Korn lebih dari sekadar mengeksplorasi beragam perspektif perempuan LGBTQ+ dan orang kulit berwarna. Dia bertanya pada karakternya: siapa Anda, dan alat apa yang Anda gunakan untuk mendefinisikan diri Anda? Bagi sebagian orang, hal ini disebabkan oleh identitas mereka yang terpinggirkan, hubungan mereka, atau ikatan mereka dengan anak-anak mereka. Bagi yang lain, ini adalah keinginan yang jauh lebih membingungkan.
Jacqueline ingin memberantas seksisme, namun tidak dapat melihat lebih jauh dari perspektif feminis kulit putih heteroseksualnya saat ia menciptakan satu-satunya ruang aman bagi kehidupan manusia.
Olympia ingin menciptakan perubahan dari dalam, tapi bagaimana jika ide itu hanya fiksi?
Pada akhirnya, karakter menginginkan keadilan sosial, dan pembaca menginginkan keadilan puitis — apakah mencapai keduanya terlalu bagus untuk menjadi kenyataan? Kita melihat karakter dimanipulasi dan karakter dalam penyangkalan. Kita dihadapkan pada kecenderungan manusia untuk memercayai apa yang paling nyaman bagi kita dan bahkan mempertanyakan kecenderungan ini dalam kehidupan, identitas, dan politik kita sendiri.

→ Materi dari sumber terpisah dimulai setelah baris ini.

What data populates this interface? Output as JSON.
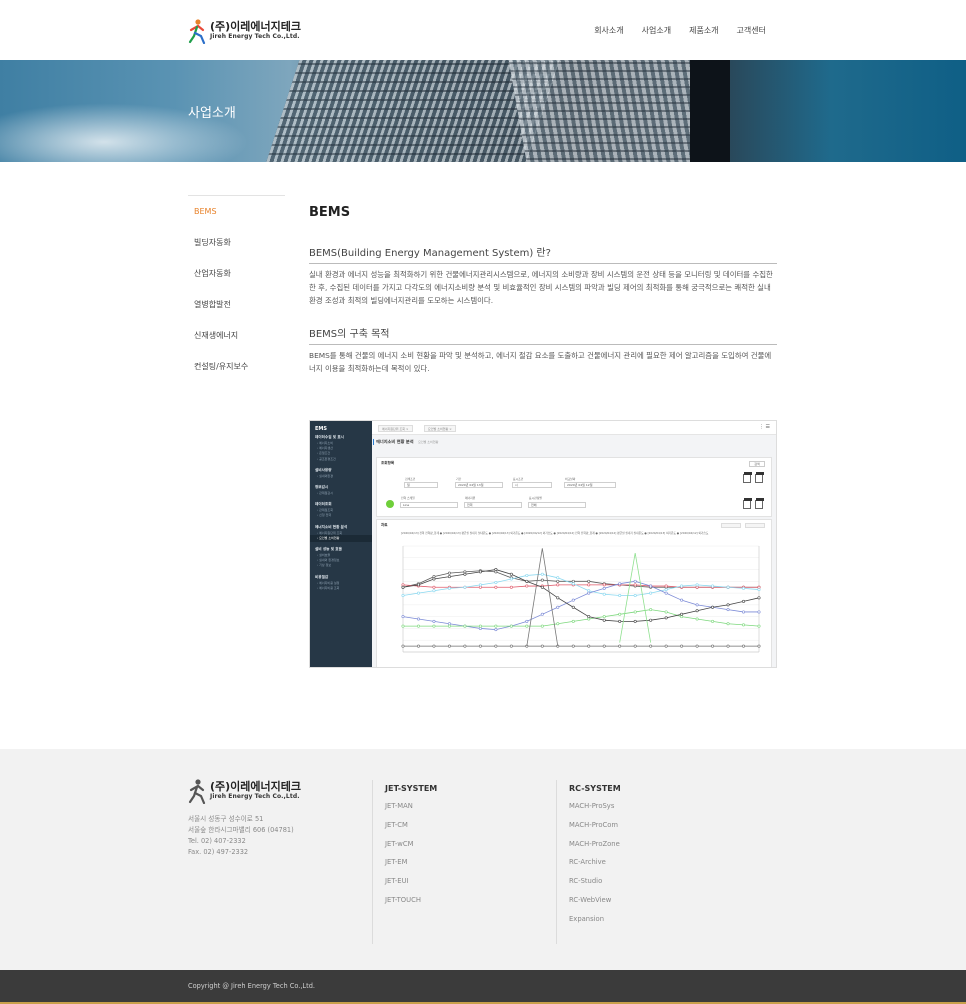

Ketika karakter diberi kesempatan untuk menemukan kebenaran tentang “The Inside,” mereka harus memutuskan apakah akan hidup dalam ketidaktahuan atau menciptakan perubahan penting. “Di dalam” adalah nama cerdas untuk gelembung tersebut: setiap karakter dalam cerita terjebak, terjebak, atau terpenjara dalam satu atau lain cara.
Hal ini mendorong saya untuk mengkaji kecenderungan masyarakat kita yang secara pasif mengikuti tragedi sehari-hari yang terjadi dan membiarkan nilai-nilai seperti individualitas dan moralitas memudar. Meskipun masa depan yang dibayangkan dalam novel ini tidak masuk akal, kita pasti dapat menarik persamaan yang menggugah pikiran antara dunia kita dan dunia fiksi.
Selain konsepsi menarik tentang masa depan distopia, yang membedakan cerita Korn adalah penggunaan ironi dramatisnya. Pembaca hampir dianggap sebagai karakter dalam cerita – sudut pandang orang ketiga maha tahu secara strategis diberikan kita wawasan dan menyembunyikan informasi dari kami juga. Hal ini memberikan pengalaman membaca yang terkadang menghibur dan menegangkan. Sesekali saya mendapati diri saya duduk, mencondongkan tubuh ke dalam, dan bahkan terengah-engah saat cerita itu terungkap.
Saat kita merenungkan masa depan planet kita, kita semua dapat memahami keinginan akan keadilan puitis saat sebuah cerita berakhir. Dalam “Yours for the Taking” karya Korn, kita belajar bahwa tidak ada keadilan, baik puitis atau tidak, di masa depan distopia.
Catatan Editor: Artikel ini merupakan ulasan dan memuat pemikiran, opini, dan kritik subjektif.